Eine Machtdemonstration mit den Mitteln der Architektur
Meist kann man zwischen beiden Ebenen springen – 1800 Jahre mit einem Mausklick. Schon die Ruine der Propyläen, des Eingangsgebäudes zum Heiligtum, ist heute noch so imposant, dass mancher Tempel im Vergleich klein wirkt. Schaltet man auf die Rekonstruktion um, verschlägt es einem die Sprache – so mächtig ist dieser Bau mit seiner gewaltigen Freitreppe, die den Besucher in die Höhe führt.
Allein schon durch die Podeste, auf denen alle Bauten stehen, wirkt die Anlage respekteinflößend – eine „Show of Force“ der Römer, die mit dieser monumentalen Architektur ihren Machtanspruch in der Levante unterstreichen wollten.

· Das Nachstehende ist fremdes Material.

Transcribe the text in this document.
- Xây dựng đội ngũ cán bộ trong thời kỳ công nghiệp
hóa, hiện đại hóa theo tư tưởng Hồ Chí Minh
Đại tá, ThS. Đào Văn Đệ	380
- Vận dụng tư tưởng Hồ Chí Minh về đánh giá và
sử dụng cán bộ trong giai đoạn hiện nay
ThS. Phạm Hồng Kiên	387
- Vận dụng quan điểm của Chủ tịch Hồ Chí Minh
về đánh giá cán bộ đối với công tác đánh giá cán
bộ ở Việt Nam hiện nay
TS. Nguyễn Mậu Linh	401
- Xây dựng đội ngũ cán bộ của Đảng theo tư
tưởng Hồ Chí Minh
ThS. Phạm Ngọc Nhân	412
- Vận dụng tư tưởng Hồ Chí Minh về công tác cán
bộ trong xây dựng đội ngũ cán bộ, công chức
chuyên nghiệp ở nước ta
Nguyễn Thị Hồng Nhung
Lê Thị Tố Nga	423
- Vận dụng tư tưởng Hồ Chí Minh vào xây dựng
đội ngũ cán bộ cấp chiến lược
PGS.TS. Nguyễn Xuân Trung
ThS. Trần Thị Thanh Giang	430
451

Bei jedem Bild, egal ob real oder rekonstruiert, können sich die virtuellen Besucher mit gedrückter linker Maustaste einmal 360 Grad im Kreis drehen. Allein das gibt schon an jeder Station verblüffende Eindrücke. Über das Mausrad zoomt man hinein und wieder zurück. Zu Anfang erscheint immer ein virtuelles Tablet mit Fotos in der linken Hälfte und Text in der rechten.
Galerie
Dazu gibt es zwischen zwei und vier Minuten lange Erklärungen, die DAI-Projektleiter Henning Burwitz eingesprochen hat. Oben rechts befindet sich ein Kartensymbol, das den Blick frei gibt auf den Plan der Anlage mit den 38 Nummern, die einzeln ansteuerbar sind. Gesehene Nummern werden mit einem Haken versehen.

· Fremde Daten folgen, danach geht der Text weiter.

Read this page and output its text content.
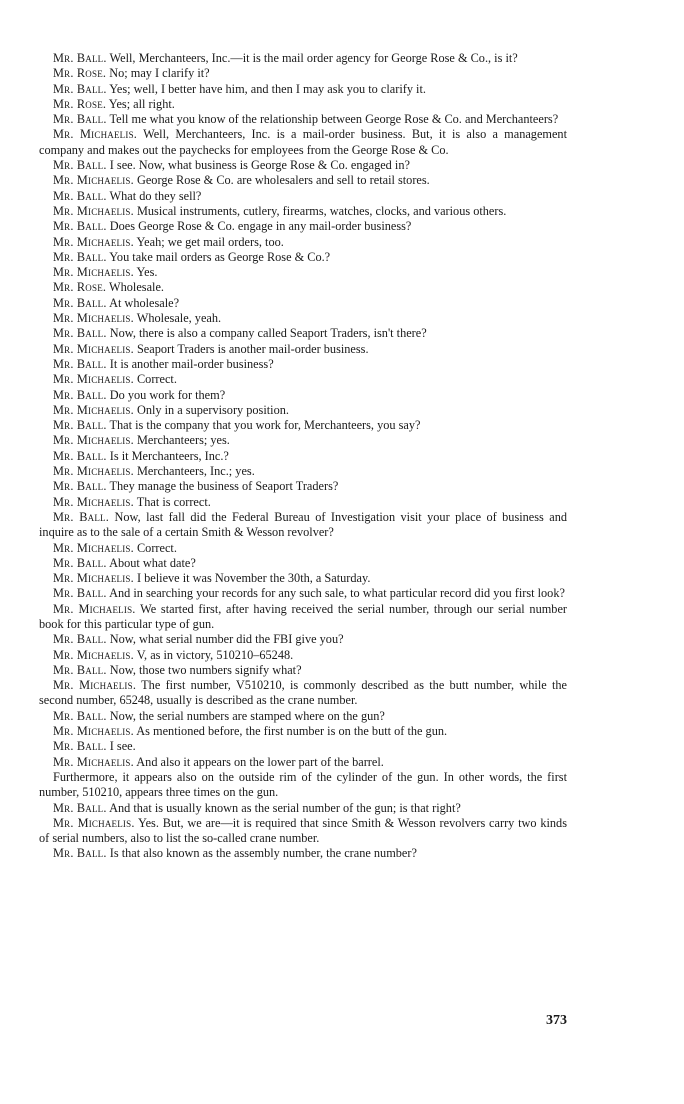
Mr. Ball. Well, Merchanteers, Inc.—it is the mail order agency for George Rose & Co., is it?

Mr. Rose. No; may I clarify it?

Mr. Ball. Yes; well, I better have him, and then I may ask you to clarify it.

Mr. Rose. Yes; all right.

Mr. Ball. Tell me what you know of the relationship between George Rose & Co. and Merchanteers?

Mr. Michaelis. Well, Merchanteers, Inc. is a mail-order business. But, it is also a management company and makes out the paychecks for employees from the George Rose & Co.

Mr. Ball. I see. Now, what business is George Rose & Co. engaged in?

Mr. Michaelis. George Rose & Co. are wholesalers and sell to retail stores.

Mr. Ball. What do they sell?

Mr. Michaelis. Musical instruments, cutlery, firearms, watches, clocks, and various others.

Mr. Ball. Does George Rose & Co. engage in any mail-order business?

Mr. Michaelis. Yeah; we get mail orders, too.

Mr. Ball. You take mail orders as George Rose & Co.?

Mr. Michaelis. Yes.

Mr. Rose. Wholesale.

Mr. Ball. At wholesale?

Mr. Michaelis. Wholesale, yeah.

Mr. Ball. Now, there is also a company called Seaport Traders, isn't there?

Mr. Michaelis. Seaport Traders is another mail-order business.

Mr. Ball. It is another mail-order business?

Mr. Michaelis. Correct.

Mr. Ball. Do you work for them?

Mr. Michaelis. Only in a supervisory position.

Mr. Ball. That is the company that you work for, Merchanteers, you say?

Mr. Michaelis. Merchanteers; yes.

Mr. Ball. Is it Merchanteers, Inc.?

Mr. Michaelis. Merchanteers, Inc.; yes.

Mr. Ball. They manage the business of Seaport Traders?

Mr. Michaelis. That is correct.

Mr. Ball. Now, last fall did the Federal Bureau of Investigation visit your place of business and inquire as to the sale of a certain Smith & Wesson revolver?

Mr. Michaelis. Correct.

Mr. Ball. About what date?

Mr. Michaelis. I believe it was November the 30th, a Saturday.

Mr. Ball. And in searching your records for any such sale, to what particular record did you first look?

Mr. Michaelis. We started first, after having received the serial number, through our serial number book for this particular type of gun.

Mr. Ball. Now, what serial number did the FBI give you?

Mr. Michaelis. V, as in victory, 510210–65248.

Mr. Ball. Now, those two numbers signify what?

Mr. Michaelis. The first number, V510210, is commonly described as the butt number, while the second number, 65248, usually is described as the crane number.

Mr. Ball. Now, the serial numbers are stamped where on the gun?

Mr. Michaelis. As mentioned before, the first number is on the butt of the gun.

Mr. Ball. I see.

Mr. Michaelis. And also it appears on the lower part of the barrel.

Furthermore, it appears also on the outside rim of the cylinder of the gun. In other words, the first number, 510210, appears three times on the gun.

Mr. Ball. And that is usually known as the serial number of the gun; is that right?

Mr. Michaelis. Yes. But, we are—it is required that since Smith & Wesson revolvers carry two kinds of serial numbers, also to list the so-called crane number.

Mr. Ball. Is that also known as the assembly number, the crane number?

373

Auf Säulen aus rosa Granit aus Assuan
Durch die Halle mit ihren teilweise vergoldeten Kapitellen auf Säulen aus rosa Granit aus Assuan gelangt man in den Hexagonalhof, ein ungewöhnliches Bauwerk, das einerseits als Durchgangsraum zum Areal des Jupitertempels dient, der sich aber andererseits durch zwei gewaltige Türen schließen ließ und so einen eigenen Versammlungsraum bildete.
Danach gelangt man in den gigantischen Altarhof, der allein 120 mal 120 Meter misst, mit weißen Kalksteinplatten gepflastert und von imposanten Säulenhallen eingefasst ist. Auf dem Hof vor dem Jupitertempel stehen zwei kastenförmige Altartürme. Solche Altäre gibt es in anderen römischen Tempeln nicht.
Sie sind ein Beweis dafür, wie flexibel sich die Römer an die lokalen Gegebenheiten angepasst haben und wahrscheinlich auf altorientalischen Vorläuferbauten ihre neuen Altäre bauten. Im Jupitertempel stand eine gewaltige Jupiterstatue, die nicht mehr erhalten ist, wohl aber eine kleine Figurine, die sich heute im Louvre befindet und einen jungen Mann im schlanken Gewand zeigt, eine eher ungewöhnliche Darstellung.
Auf diesem Altarhof findet sich unter Position 16 ein tiefer Schnitt, wo libanesische Archäologen sieben Meter in die Tiefe gegangen sind und so in dem einstigen Tell (Siedlungshügel) auf Funde aus dem Neolithikum gestoßen sind. Graffiti an den heutigen Ruinenmauern erinnern daran, dass das Gelände bis zu Beginn des 20. Jahrhunderts bewohnt war. Die deutsche Grabung (1898-1905) hat dann das Dorf dokumentiert und abgerissen, um die archäologische Stätte freizulegen.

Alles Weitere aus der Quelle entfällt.